Joby Baker plays Silky Seymour; your typical mustache-twirling bad guy of the day, even decked out in all black. Baker does his best with the part given. Even though his character is one dimensional, he manages to deliver a pretty good portrayal of an evil mobster while keeping the mood fairly light. This is a Disney family comedy after all.
The real star of this film is Peter Ustinov as Blackbeard. Known for the many films like Spartacus and Billy Budd, Ustinov steals the show. He is to Blackbeard what Johnny Depp will be to Captain Jack Sparrow in future Disney films.
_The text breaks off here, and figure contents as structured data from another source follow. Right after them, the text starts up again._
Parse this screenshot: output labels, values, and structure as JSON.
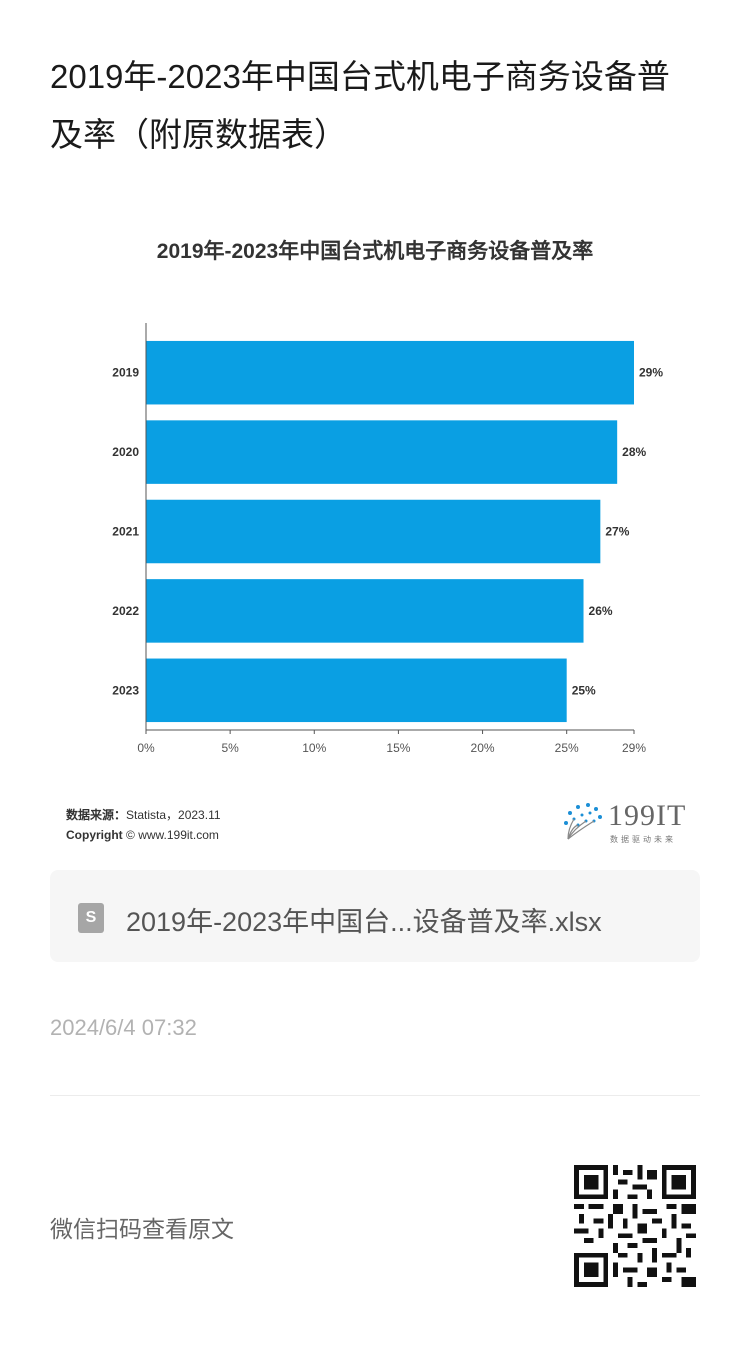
{
  "article": {
    "title": "2019年-2023年中国台式机电子商务设备普及率（附原数据表）"
  },
  "chart_data": {
    "type": "bar",
    "orientation": "horizontal",
    "title": "2019年-2023年中国台式机电子商务设备普及率",
    "categories": [
      "2019",
      "2020",
      "2021",
      "2022",
      "2023"
    ],
    "values": [
      29,
      28,
      27,
      26,
      25
    ],
    "value_labels": [
      "29%",
      "28%",
      "27%",
      "26%",
      "25%"
    ],
    "x_ticks": [
      "0%",
      "5%",
      "10%",
      "15%",
      "20%",
      "25%",
      "29%"
    ],
    "x_tick_values": [
      0,
      5,
      10,
      15,
      20,
      25,
      29
    ],
    "xlim": [
      0,
      29
    ],
    "bar_color": "#0a9fe3",
    "grid": false,
    "legend": "none"
  },
  "source": {
    "label": "数据来源：",
    "value": "Statista，2023.11",
    "copyright_label": "Copyright",
    "copyright_value": "© www.199it.com"
  },
  "logo": {
    "text": "199IT",
    "tagline": "数据驱动未来"
  },
  "attachment": {
    "icon": "spreadsheet-file-icon",
    "icon_letter": "S",
    "file_name": "2019年-2023年中国台...设备普及率.xlsx"
  },
  "post": {
    "timestamp": "2024/6/4 07:32",
    "scan_hint": "微信扫码查看原文"
  },
  "colors": {
    "bar": "#0a9fe3",
    "axis": "#555555"
  }
}
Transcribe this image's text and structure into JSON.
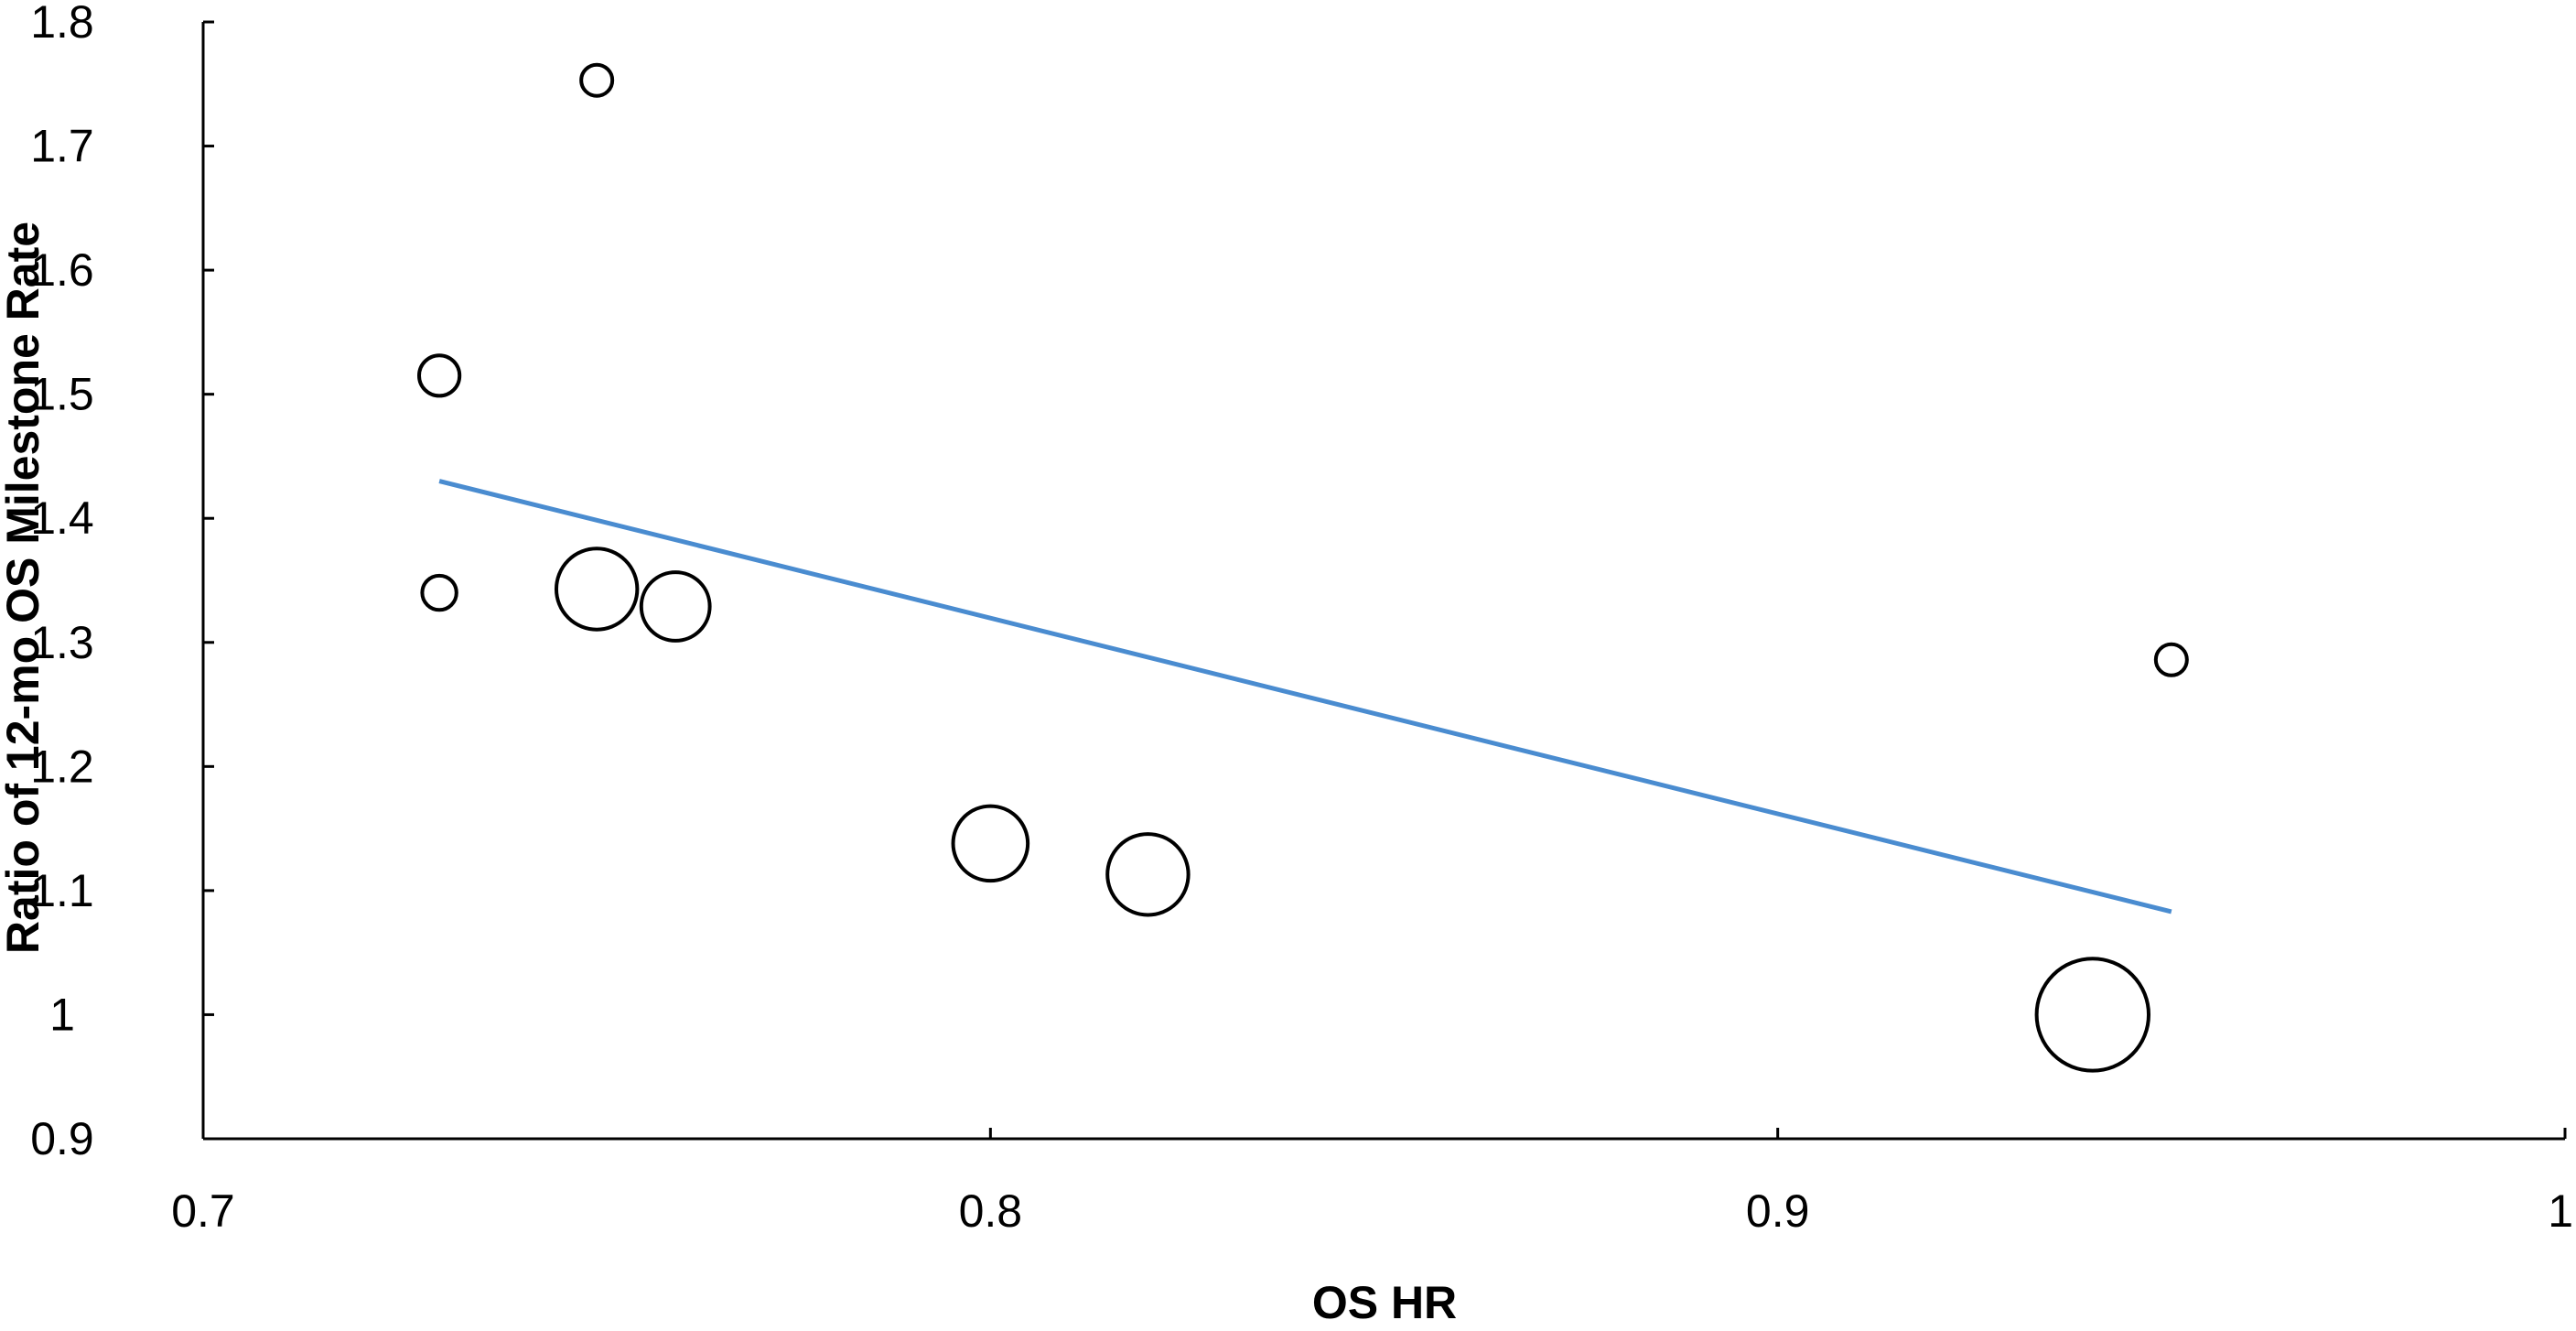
{
  "chart_data": {
    "type": "scatter",
    "xlabel": "OS HR",
    "ylabel": "Ratio of 12-mo OS Milestone Rate",
    "xlim": [
      0.7,
      1.0
    ],
    "ylim": [
      0.9,
      1.8
    ],
    "x_ticks": [
      0.7,
      0.8,
      0.9,
      1.0
    ],
    "x_tick_labels": [
      "0.7",
      "0.8",
      "0.9",
      "1"
    ],
    "y_ticks": [
      0.9,
      1.0,
      1.1,
      1.2,
      1.3,
      1.4,
      1.5,
      1.6,
      1.7,
      1.8
    ],
    "y_tick_labels": [
      "0.9",
      "1",
      "1.1",
      "1.2",
      "1.3",
      "1.4",
      "1.5",
      "1.6",
      "1.7",
      "1.8"
    ],
    "grid": false,
    "legend": "none",
    "points": [
      {
        "x": 0.75,
        "y": 1.753,
        "size": 1
      },
      {
        "x": 0.73,
        "y": 1.515,
        "size": 1.3
      },
      {
        "x": 0.73,
        "y": 1.34,
        "size": 1.1
      },
      {
        "x": 0.75,
        "y": 1.343,
        "size": 2.6
      },
      {
        "x": 0.76,
        "y": 1.329,
        "size": 2.2
      },
      {
        "x": 0.8,
        "y": 1.138,
        "size": 2.4
      },
      {
        "x": 0.82,
        "y": 1.113,
        "size": 2.6
      },
      {
        "x": 0.94,
        "y": 1.0,
        "size": 3.6
      },
      {
        "x": 0.95,
        "y": 1.286,
        "size": 1
      }
    ],
    "trendline": {
      "x": [
        0.73,
        0.95
      ],
      "y": [
        1.43,
        1.083
      ],
      "color": "#4a8cd0"
    }
  }
}
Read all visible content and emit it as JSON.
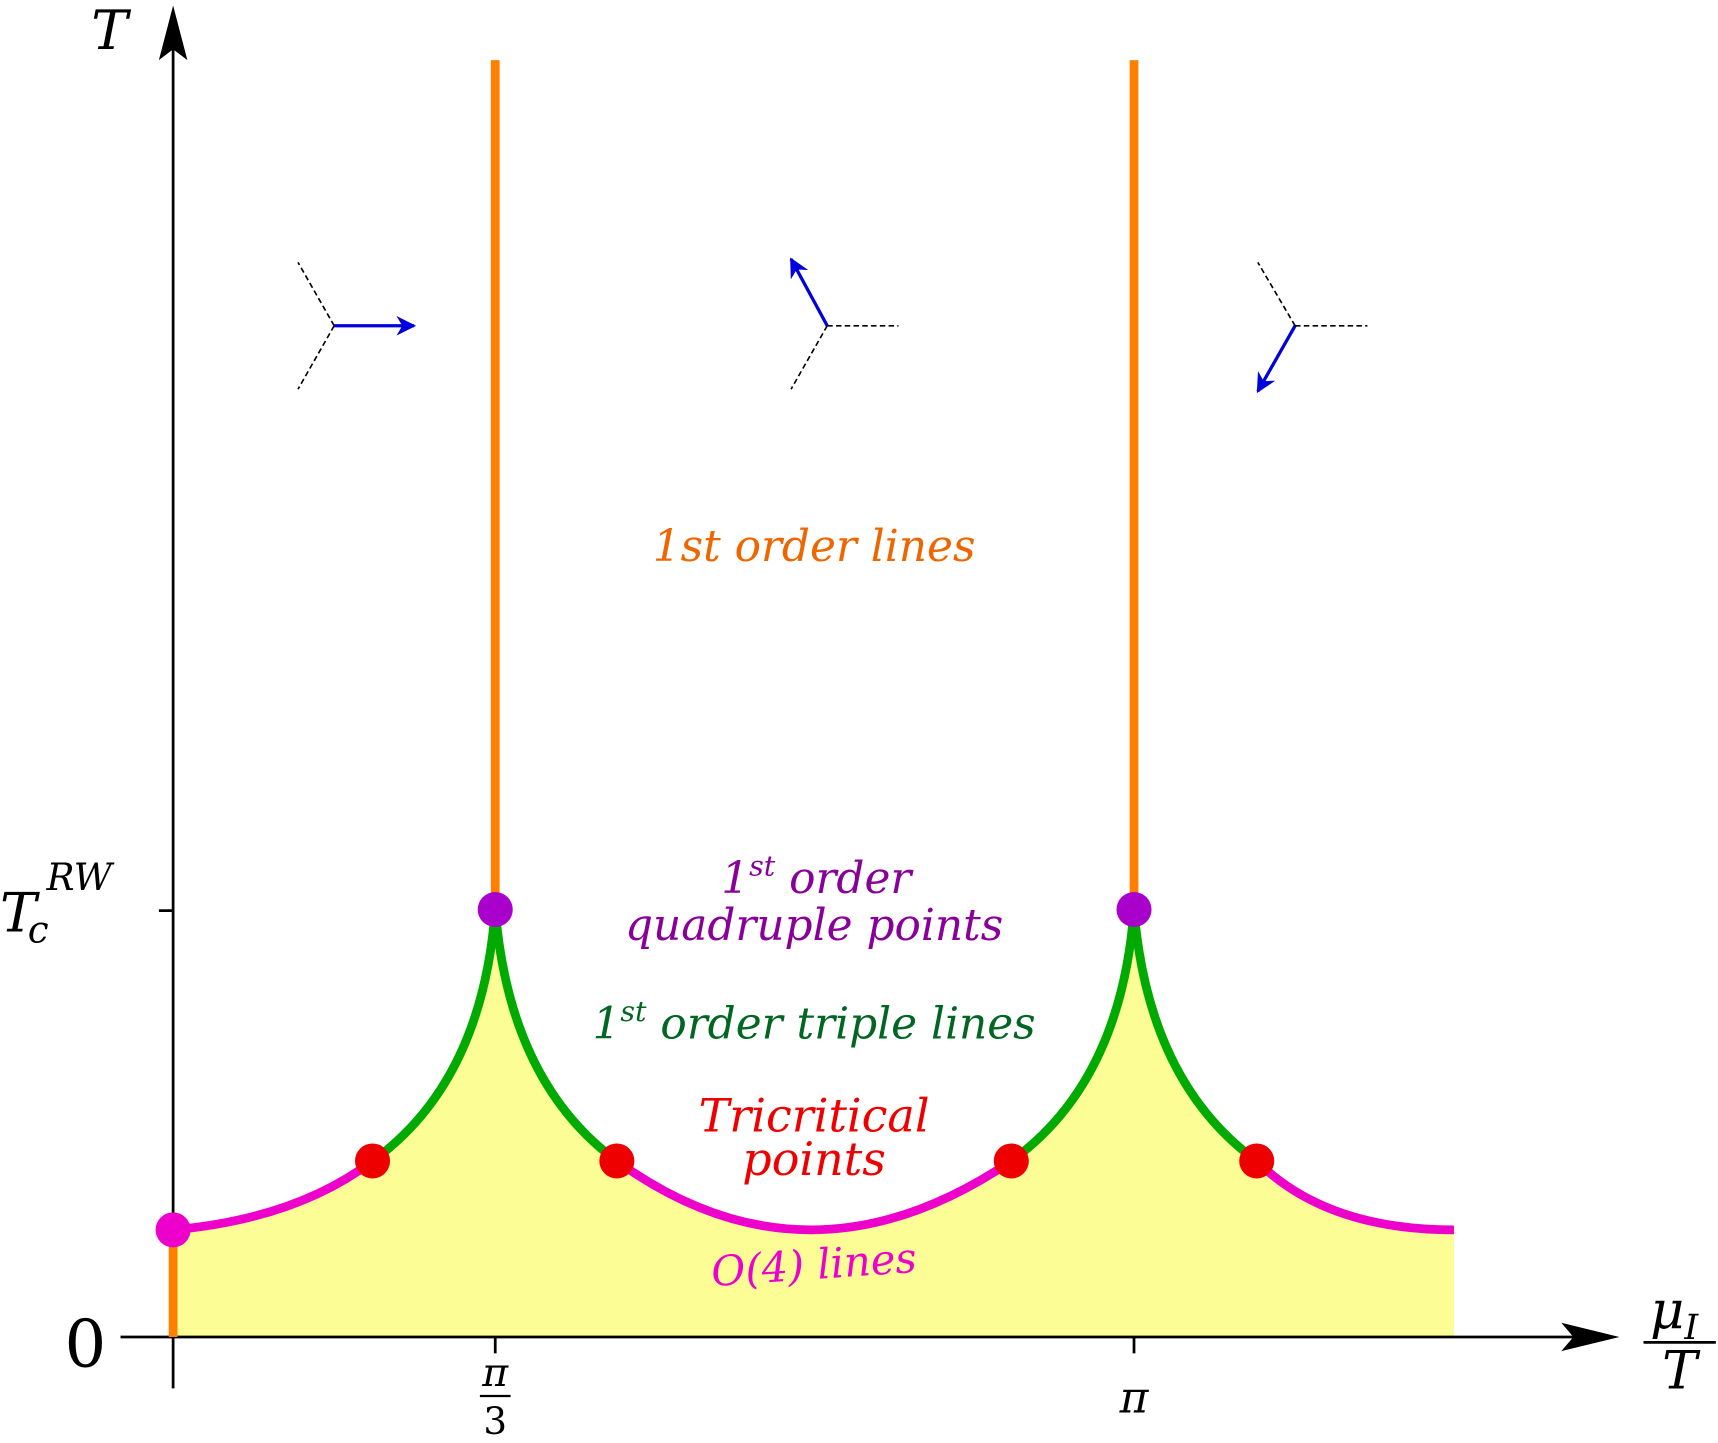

Both men so embody their character and the spirit of the film, that you can’t imagine anyone else portraying the character. Ustinov’s witty and playful in this film—even vulnerable at times—while still maintaining all the bad traits of a Disney anti-hero. Dressed in that awesomely-made pirate outfit, you never think you’re watching anyone but Blackbeard himself.
The film itself runs 106 minutes. It’s a well-paced flick for the whole family that you’d expect from Disney. I will say this film seems a bit more adult oriented than kid oriented. In fact, there aren’t any children in the film that I can recall. The film takes place at a coastal college town. However, kids will enjoy Blackbeard’s antics enough to keep them entertained. Although the character is an alcoholic, the seriousness of that is downplayed in this film.
I will say that for a 50 year old film, the special effects hold up really well. Sure there are moments when the green screen use is evident, and outdated. However, Blackbeard driving the car through town, the driverless motorcycle bit, and slap stick casino fight are an excellent use of special effects that holds up today. The true highlight in this film takes place at the Broxton Relay track meet. The invisible Blackbeard picks up a Godolphin College pole vaulter as he vaults. Ha runs with Gudger Larkin in the relay, and manages to throw objects great distances for the team. These effects are flawless in their execution for the day.
The ending, of course, is a true Disney fairytale ending, and we know how they all end; the good guys win, and the bad guys get what’s coming to them. However, knowing that doesn’t tarnish from the joy the film brings. It is the perfect ending to this film.
End of the day, Blackbeard’s Ghost is a Disney gem that is as enjoyable today as it was 50 years ago when it was released. MHM gives this film a High Five for the whole family! Watch it today.